Identifying a roadmap to meet the technological and acquisitional challenges inherent in ensuring American dominance across the future Electromagnetic Spectrum (EMS), this effort has the potential to inform research investments for years to come, according to the project’s NPS lead, U.S. Navy Cmdr. Chad Bollmann, director of the university’s Center for Cyber Warfare (CCW).
“Having the best technology is the first step, but you also have to acquire, integrate and practice that technology if that technology is going to be effective,” Bollman continued. “Cyber is already cross-disciplinary; to effectively analyze the convergence of cyber with another discipline requires a team with technical depth across many areas as well as operational experience to ensure your proposed solutions are ‘Navy-proof’.”
NPS faculty members Bret Michael, chairman of the Cyber Academic Group, and Ric Romero, who runs the Center for Joint Services Electronic Warfare, each brought a wealth of field experience in EW and cybersecurity, respectively. Lt. Col. Michael Senft, Military Faculty Lecturer in the computer science department, is a career Army Information Network Engineering Officer. CCW Faculty Research Associate Darren Rogers recently retired following a 24-year Navy career – enlisted and officer – in the Information Warfare community.
“Having been part of the Navy starting in the early ’90s, I’ve seen first-hand how things have changed with the ever-networked world and the proliferation of technologies the Navy has leveraged in the electronic and information warfare environments,” Rogers said.
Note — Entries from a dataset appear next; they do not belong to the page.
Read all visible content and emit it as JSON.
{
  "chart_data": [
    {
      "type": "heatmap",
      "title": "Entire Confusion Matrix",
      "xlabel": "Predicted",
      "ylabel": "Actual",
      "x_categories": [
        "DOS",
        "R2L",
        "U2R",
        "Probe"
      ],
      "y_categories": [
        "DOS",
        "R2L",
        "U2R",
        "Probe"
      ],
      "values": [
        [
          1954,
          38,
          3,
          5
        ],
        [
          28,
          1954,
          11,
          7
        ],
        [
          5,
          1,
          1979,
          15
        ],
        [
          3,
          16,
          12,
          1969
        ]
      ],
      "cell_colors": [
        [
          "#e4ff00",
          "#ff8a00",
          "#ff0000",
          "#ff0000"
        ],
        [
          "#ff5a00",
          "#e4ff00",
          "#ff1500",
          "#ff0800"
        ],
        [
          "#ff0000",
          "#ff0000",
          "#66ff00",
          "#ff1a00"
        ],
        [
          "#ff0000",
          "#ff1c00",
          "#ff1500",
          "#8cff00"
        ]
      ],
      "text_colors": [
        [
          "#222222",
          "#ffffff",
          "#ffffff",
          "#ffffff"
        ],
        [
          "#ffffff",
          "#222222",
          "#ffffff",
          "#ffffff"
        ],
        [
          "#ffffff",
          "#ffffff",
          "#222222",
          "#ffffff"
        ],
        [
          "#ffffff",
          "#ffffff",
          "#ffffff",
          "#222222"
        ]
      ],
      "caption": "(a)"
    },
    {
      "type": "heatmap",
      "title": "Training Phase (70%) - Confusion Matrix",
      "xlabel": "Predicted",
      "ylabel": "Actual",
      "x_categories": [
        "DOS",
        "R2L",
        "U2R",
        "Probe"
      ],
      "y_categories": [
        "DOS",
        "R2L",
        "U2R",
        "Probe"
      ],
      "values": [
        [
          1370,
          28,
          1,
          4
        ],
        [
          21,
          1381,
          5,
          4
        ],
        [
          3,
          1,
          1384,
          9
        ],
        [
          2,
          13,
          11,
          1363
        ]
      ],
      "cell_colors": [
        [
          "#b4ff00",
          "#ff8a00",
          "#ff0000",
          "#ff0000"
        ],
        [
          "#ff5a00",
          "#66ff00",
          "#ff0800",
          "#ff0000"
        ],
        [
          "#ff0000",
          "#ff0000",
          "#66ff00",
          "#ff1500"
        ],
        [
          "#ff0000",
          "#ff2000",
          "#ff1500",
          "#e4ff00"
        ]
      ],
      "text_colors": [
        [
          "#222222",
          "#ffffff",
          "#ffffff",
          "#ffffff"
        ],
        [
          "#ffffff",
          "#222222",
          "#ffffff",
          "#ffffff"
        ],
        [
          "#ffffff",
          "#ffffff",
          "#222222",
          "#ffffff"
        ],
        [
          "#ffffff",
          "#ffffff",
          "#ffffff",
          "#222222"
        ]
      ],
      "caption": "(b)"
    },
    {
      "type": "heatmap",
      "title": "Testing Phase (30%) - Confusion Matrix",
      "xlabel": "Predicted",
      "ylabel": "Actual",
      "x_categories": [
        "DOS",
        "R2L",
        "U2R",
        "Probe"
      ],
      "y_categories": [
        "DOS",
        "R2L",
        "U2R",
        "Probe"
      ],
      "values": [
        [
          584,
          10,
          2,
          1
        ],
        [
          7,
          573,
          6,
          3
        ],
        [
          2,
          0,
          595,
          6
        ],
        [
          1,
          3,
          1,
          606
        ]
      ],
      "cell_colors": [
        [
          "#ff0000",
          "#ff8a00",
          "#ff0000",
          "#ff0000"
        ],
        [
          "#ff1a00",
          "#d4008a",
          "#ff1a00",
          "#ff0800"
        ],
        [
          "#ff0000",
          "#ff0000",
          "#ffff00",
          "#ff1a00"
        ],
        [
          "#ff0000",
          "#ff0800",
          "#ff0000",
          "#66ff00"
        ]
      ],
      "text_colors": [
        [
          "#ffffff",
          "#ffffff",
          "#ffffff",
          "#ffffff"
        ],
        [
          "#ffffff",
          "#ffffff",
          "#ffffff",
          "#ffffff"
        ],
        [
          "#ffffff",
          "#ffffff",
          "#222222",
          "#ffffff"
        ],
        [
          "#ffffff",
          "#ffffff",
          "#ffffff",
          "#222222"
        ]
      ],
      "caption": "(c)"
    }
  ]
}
It’s the ability to tap into diverse and multi-service expertise like this that truly sets NPS apart, Bollmann stresses, uniquely positioning the university to undertake this study.
“NPS is by nature joint and interdisciplinary,” Bollmann said. “Our ability to combine both the deep academic expertise plus the military practitioners in uniform with diverse kinds of fleet experience and fleet connections really is why we were chosen to conduct this study.”
With recent deployment experience as the Cryptologic Resource Coordinator at Naval Special Warfare Development Group (NSWDG), Lt. Matt Litton, a Navy Cryptologic Warfare Officer and current Ph.D. student in NPS’ Department of Computer Science, provided first-hand operational experience to the depth of the study.
“Combatant commanders are looking for increasingly flexible, low-cost and reversible response options to hold near-peer adversaries at risk, and the convergence of EW and cyber provides a key component of that strategy,” Litton explained.
“At the end of the day, these are distinctions [between EW and cyber] that our adversaries, and even some other services, are not making,” Bollmann added. “That is the ball that has to be moved forward, and Matt’s fresh experience grounds our analysis and recommendations so that we stay operator-centric and focused on Fleet capabilities.”